I was pretty horrified over the new year to see, in the guides to the arts in Britain in 2025 produced by the Guardian and The Times, no mention at all of anything that might be happening in the world of jazz.
Both papers have a long tradition of covering the music in an informed way, but that seems to have been set aside by the current generation of arts editors.
It’s more than a pity, particularly at a time when jazz, although its household names have gone, is showing such vitality at all levels, and particularly among a younger generation. That was an unmissable feature of Monday’s Jazz in the Round gig at the Cockpit Theater, not just among the musicians taking part but in the audience.
Sure, the usual jazz listeners with decades of experience were well represented. But there were also lots of people of student age, a few with instrument cases, settling on the tiered benches surrounding the players on all sides.
Some of them were obviously friends of the pianist Emily Tran’s very spirited quintet, featured in the opening slot nowadays reserved for JITR’s Emergence new-talent program, but they and the other younger listeners in the room effectively reinvigorated the whole ambiance.
After Tran’s group, its front line of alto saxophone and trombone recalling Jackie McLean’s Blue Note albums with Grachan Moncur III, came the Portuguese guitarist Pedro Valasco, 20 years a London resident, building loops and effects with his elaborate pedal board, exploring the sort of territory John Martyn might have entered, given a couple of extra booster rockets.
And finally came Empirical, a long-established but perennially creative quartet, with Jonny Mansfield replacing Lewis Wright at the vibraphone.
I’ve said before that Jazz in the Round is my favorite live listening environment, and during Empirical’s set there was a good example of why that might be.
It happened while Shaney Forbes was carefully unfolding a drum solo on “Like Lambs”, his own composition, against overlapping rhythm patterns played by Mansfield, altoist Nathaniel Facey and bassist Tom Farmer in what sounded like three different time signatures.
Suddenly Forbes’s concentration was abruptly broken when the bass-drum beater flew off its pedal, landing at the feet of the front row. In many decades of watching drummers, I don’t think I’ve ever seen that happen before.
Anyway, the nearest member of the audience was able to lean across and hand it back to the drummer, who quickly refitted it and screwed it up tight while the other three maintained their patterns without disruption, before resuming his train of thought and taking it to a conclusion.

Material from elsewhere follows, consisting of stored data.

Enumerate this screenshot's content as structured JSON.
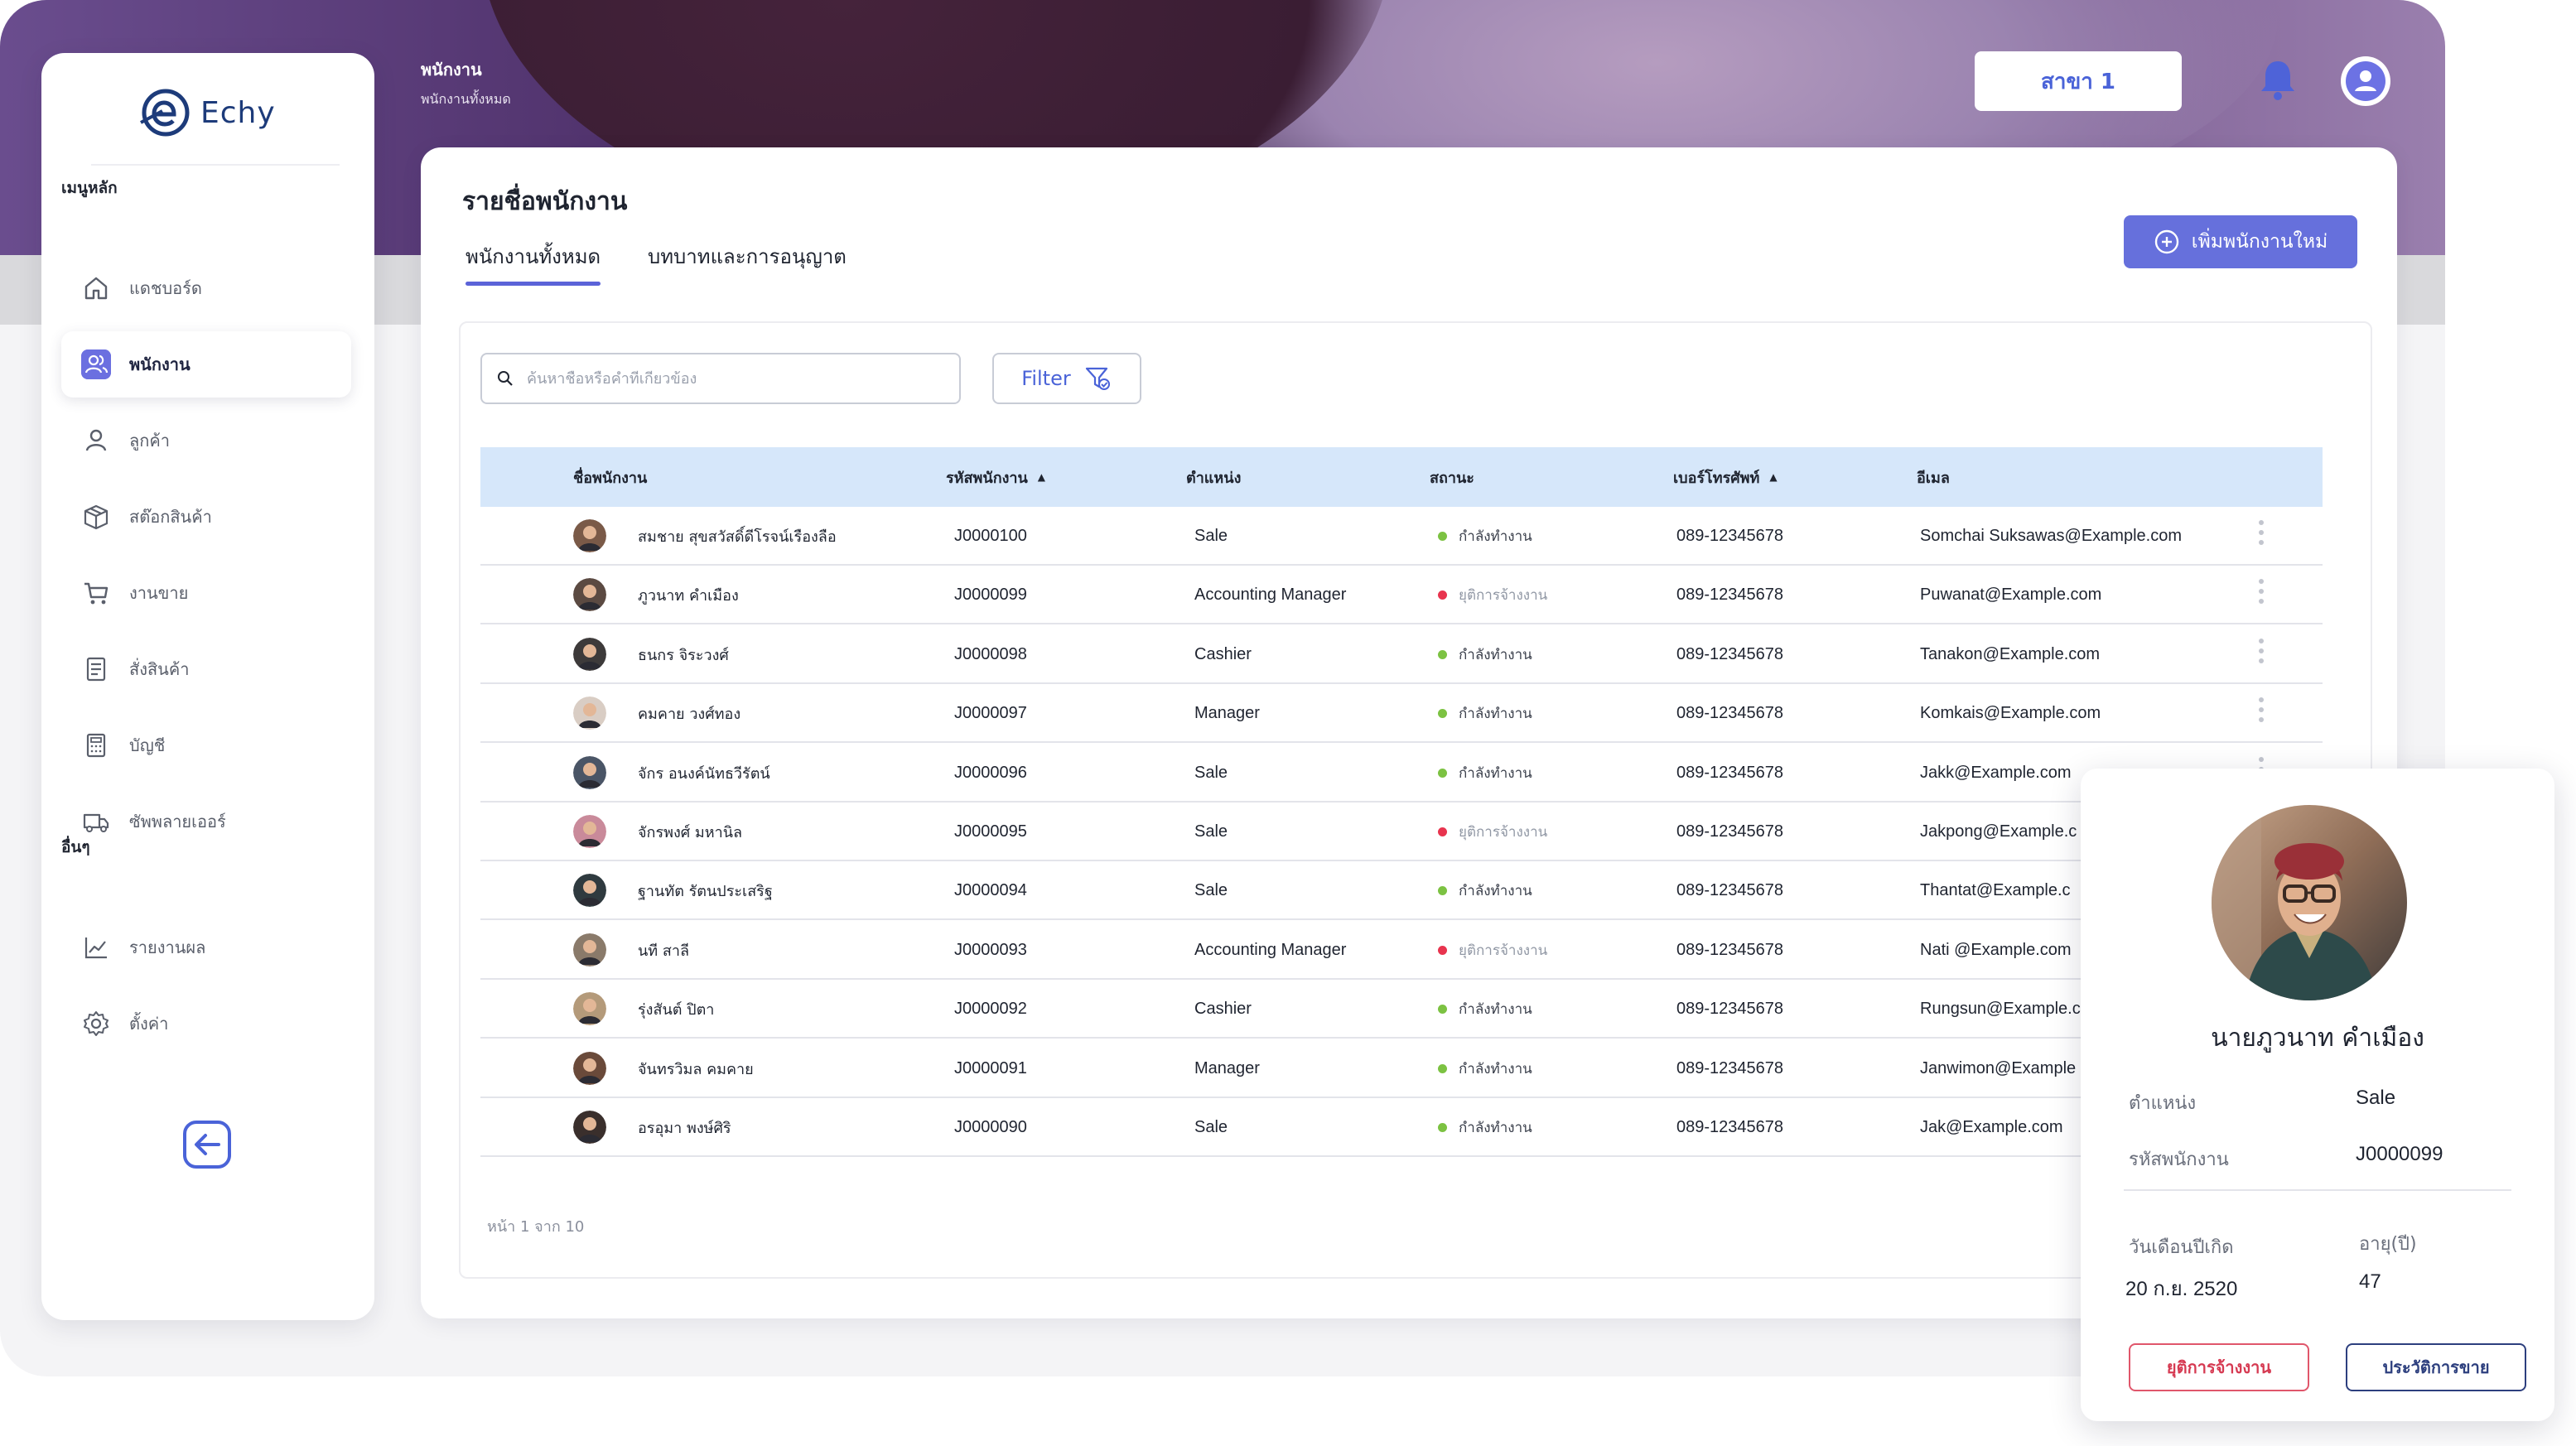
{
  "brand": {
    "name": "Echy",
    "color": "#1d3b7a"
  },
  "header": {
    "title": "พนักงาน",
    "subtitle": "พนักงานทั้งหมด",
    "branch_label": "สาขา 1"
  },
  "sidebar": {
    "section_main": "เมนูหลัก",
    "section_other": "อื่นๆ",
    "items": [
      {
        "label": "แดชบอร์ด",
        "icon": "home-icon"
      },
      {
        "label": "พนักงาน",
        "icon": "users-icon",
        "active": true
      },
      {
        "label": "ลูกค้า",
        "icon": "user-icon"
      },
      {
        "label": "สต๊อกสินค้า",
        "icon": "box-icon"
      },
      {
        "label": "งานขาย",
        "icon": "cart-icon"
      },
      {
        "label": "สั่งสินค้า",
        "icon": "order-list-icon"
      },
      {
        "label": "บัญชี",
        "icon": "calculator-icon"
      },
      {
        "label": "ซัพพลายเออร์",
        "icon": "truck-icon"
      }
    ],
    "other_items": [
      {
        "label": "รายงานผล",
        "icon": "chart-line-icon"
      },
      {
        "label": "ตั้งค่า",
        "icon": "settings-icon"
      }
    ]
  },
  "main": {
    "title": "รายชื่อพนักงาน",
    "tabs": [
      "พนักงานทั้งหมด",
      "บทบาทและการอนุญาต"
    ],
    "add_button": "เพิ่มพนักงานใหม่",
    "search_placeholder": "ค้นหาชื่อหรือคำที่เกี่ยวข้อง",
    "filter_label": "Filter",
    "columns": [
      "ชื่อพนักงาน",
      "รหัสพนักงาน",
      "ตำแหน่ง",
      "สถานะ",
      "เบอร์โทรศัพท์",
      "อีเมล"
    ],
    "pager": "หน้า 1 จาก 10"
  },
  "status_colors": {
    "active": "#7cc242",
    "terminated": "#e8344e"
  },
  "rows": [
    {
      "name": "สมชาย สุขสวัสดิ์ดีโรจน์เรืองลือ",
      "id": "J0000100",
      "position": "Sale",
      "status": "กำลังทำงาน",
      "active": true,
      "phone": "089-12345678",
      "email": "Somchai Suksawas@Example.com"
    },
    {
      "name": "ภูวนาท คำเมือง",
      "id": "J0000099",
      "position": "Accounting Manager",
      "status": "ยุติการจ้างงาน",
      "active": false,
      "phone": "089-12345678",
      "email": "Puwanat@Example.com"
    },
    {
      "name": "ธนกร จิระวงศ์",
      "id": "J0000098",
      "position": "Cashier",
      "status": "กำลังทำงาน",
      "active": true,
      "phone": "089-12345678",
      "email": "Tanakon@Example.com"
    },
    {
      "name": "คมคาย วงศ์ทอง",
      "id": "J0000097",
      "position": "Manager",
      "status": "กำลังทำงาน",
      "active": true,
      "phone": "089-12345678",
      "email": "Komkais@Example.com"
    },
    {
      "name": "จักร อนงค์นัทธวีรัตน์",
      "id": "J0000096",
      "position": "Sale",
      "status": "กำลังทำงาน",
      "active": true,
      "phone": "089-12345678",
      "email": "Jakk@Example.com"
    },
    {
      "name": "จักรพงศ์ มหานิล",
      "id": "J0000095",
      "position": "Sale",
      "status": "ยุติการจ้างงาน",
      "active": false,
      "phone": "089-12345678",
      "email": "Jakpong@Example.c"
    },
    {
      "name": "ฐานทัต รัตนประเสริฐ",
      "id": "J0000094",
      "position": "Sale",
      "status": "กำลังทำงาน",
      "active": true,
      "phone": "089-12345678",
      "email": "Thantat@Example.c"
    },
    {
      "name": "นที สาลี",
      "id": "J0000093",
      "position": "Accounting Manager",
      "status": "ยุติการจ้างงาน",
      "active": false,
      "phone": "089-12345678",
      "email": "Nati @Example.com"
    },
    {
      "name": "รุ่งสันต์ ปิตา",
      "id": "J0000092",
      "position": "Cashier",
      "status": "กำลังทำงาน",
      "active": true,
      "phone": "089-12345678",
      "email": "Rungsun@Example.c"
    },
    {
      "name": "จันทรวิมล คมคาย",
      "id": "J0000091",
      "position": "Manager",
      "status": "กำลังทำงาน",
      "active": true,
      "phone": "089-12345678",
      "email": "Janwimon@Example"
    },
    {
      "name": "อรอุมา พงษ์ศิริ",
      "id": "J0000090",
      "position": "Sale",
      "status": "กำลังทำงาน",
      "active": true,
      "phone": "089-12345678",
      "email": "Jak@Example.com"
    }
  ],
  "profile": {
    "name": "นายภูวนาท คำเมือง",
    "position_label": "ตำแหน่ง",
    "position_value": "Sale",
    "id_label": "รหัสพนักงาน",
    "id_value": "J0000099",
    "birth_label": "วันเดือนปีเกิด",
    "birth_value": "20 ก.ย. 2520",
    "age_label": "อายุ(ปี)",
    "age_value": "47",
    "terminate_button": "ยุติการจ้างงาน",
    "history_button": "ประวัติการขาย"
  }
}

There was, of course, a special roar of applause when the piece ended, but that in itself is not unusual for Empirical. Their music is complex, and sometimes knotty, but they consistently engage their listeners’ emotions in a straightforward way which demands a response.
That in itself is quite unusual in this kind of jazz. You could analyze what they do in terms of pacing and projection, but there never seems to be anything calculating about it.
They have the spontaneity that is the propellant of jazz and the warmth that is its lubricant, qualities for which Jazz in the Round, programmed and presented by Jez Nelson and Chris Phillips, provides a consistently rewarding environment.